The problem with the Plaintiffs’ assertion . . . is that the incentive complained of is obvious on the face of the OA [operating agreement]. The members, despite creating this incentive, eschewed fiduciary duties, and gave the Board sole discretion to approve the manner of the sale, subject to a single protection for the minority, that the sale be to an unaffiliated third party. It thus appears that the parties to the OA did consider the conditions under which a contractually permissible sale could take place. They avoided the possibility of a self-dealing transaction but otherwise left to the [defendant] HCP Entities the ability to structure a deal favorable to their interests. Viewed in this way, there is no gap in the parties’ agreement to which the implied covenant may apply. The implied covenant, like the rest of our contracts jurisprudence, is meant to enforce the intent of the parties, and not to modify that expressed intent where remorse has set in.

As so described, the plaintiffs’ claim based on the implied covenant of good faith and fair dealing was doomed from the start.

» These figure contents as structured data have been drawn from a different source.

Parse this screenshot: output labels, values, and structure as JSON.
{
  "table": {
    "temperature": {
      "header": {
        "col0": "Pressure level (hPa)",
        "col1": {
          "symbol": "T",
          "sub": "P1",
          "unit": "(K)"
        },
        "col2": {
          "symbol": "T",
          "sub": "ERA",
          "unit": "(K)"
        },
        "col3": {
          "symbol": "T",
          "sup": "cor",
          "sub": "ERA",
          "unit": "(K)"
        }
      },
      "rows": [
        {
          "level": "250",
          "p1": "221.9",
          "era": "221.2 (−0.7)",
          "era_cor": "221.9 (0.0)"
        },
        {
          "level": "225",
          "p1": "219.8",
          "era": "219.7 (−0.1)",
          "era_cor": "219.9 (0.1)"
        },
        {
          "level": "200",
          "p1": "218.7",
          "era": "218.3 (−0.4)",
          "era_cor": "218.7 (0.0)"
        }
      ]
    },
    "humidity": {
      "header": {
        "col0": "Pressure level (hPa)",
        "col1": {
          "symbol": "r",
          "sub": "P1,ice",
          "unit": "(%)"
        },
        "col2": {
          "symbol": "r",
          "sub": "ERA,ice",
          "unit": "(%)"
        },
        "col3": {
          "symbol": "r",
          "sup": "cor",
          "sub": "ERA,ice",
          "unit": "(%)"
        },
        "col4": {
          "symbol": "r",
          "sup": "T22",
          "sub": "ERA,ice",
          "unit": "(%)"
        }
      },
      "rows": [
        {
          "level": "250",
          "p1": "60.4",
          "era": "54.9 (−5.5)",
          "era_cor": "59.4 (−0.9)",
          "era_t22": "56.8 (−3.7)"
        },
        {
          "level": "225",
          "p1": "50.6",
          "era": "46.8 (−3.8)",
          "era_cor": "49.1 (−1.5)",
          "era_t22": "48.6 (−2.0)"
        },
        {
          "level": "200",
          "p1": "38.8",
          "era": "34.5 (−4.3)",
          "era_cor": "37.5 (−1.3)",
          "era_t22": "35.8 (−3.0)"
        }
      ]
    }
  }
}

Had the plaintiffs “wanted protection from self-interested conduct by the Defendants,” VC Glasscock pointedly observed, “they could easily have drafted language requiring the Board to implement a sales process designed to achieve the highest value reasonably available for all of [the LLC’s] members.”

The more lasting lesson for practitioners of VC Glasscock’s opinion lies in its thorough explanation of the covenant’s basic principles and the factors considered by courts when applying them. Here’s a partial summary of the opinion’s salient points:

  • Delaware’s LLC Act permits parties to eliminate fiduciary duties in the LLC agreement, but, in Section 1101 (c), prohibits elimination of the implied contractual covenant of good faith and fair dealing which “inheres in every contract governed by Delaware law.”
  • The elements of an implied covenant claim are those of a breach of contract claim: a specific implied contractual obligation, a breach of that obligation by the defendant, and resulting damage to the plaintiff.
  • The implied covenant applies only when one party proves that the other party has acted arbitrarily or unreasonably, thereby frustrating the fruits of the bargain that the asserting party reasonably expected.
  • A party’s reasonable expectations are measured as of the time of contracting, and any implied terms must address developments or contractual gaps that the asserting party pleads neither party anticipated.
  • Courts will not rewrite a contract simply because a party subsequently wishes it had gotten a better deal.
  • The implied covenant does not “establish a free-floating requirement that a party act in some morally commendable sense” and the court “does not derive implied obligations from its own notions of justice or fairness.”
  • Fair dealing “does not imply equitable behavior.” The term “fair” is “something of a misnomer” and simply means actions consonant “with the terms of the parties’ agreement and its purpose.”
  • “The first step in evaluating an implied covenant claim is to determine whether the contract in fact contains a gap that must be filled.” The covenant “cannot be used to circumvent the parties’ bargain.”
  • If the contract does not directly address the matter, the court “must then consider whether implied contractual terms fill the gap” by asking “whether it is clear from what was expressly agreed upon that the parties who negotiated the express terms of the contract would have agreed to proscribe the act later complained of as a breach of the implied covenant of good faith — had they thought to negotiate with respect to that matter.”
  • The implied covenant “operates only in the narrow band of cases where the contract as a whole speaks sufficiently to suggest an obligation and point to a result, but does not speak directly enough to provide an explicit answer.”

Now that we know what the implied covenant is and isn’t about, does anyone have a better name for it?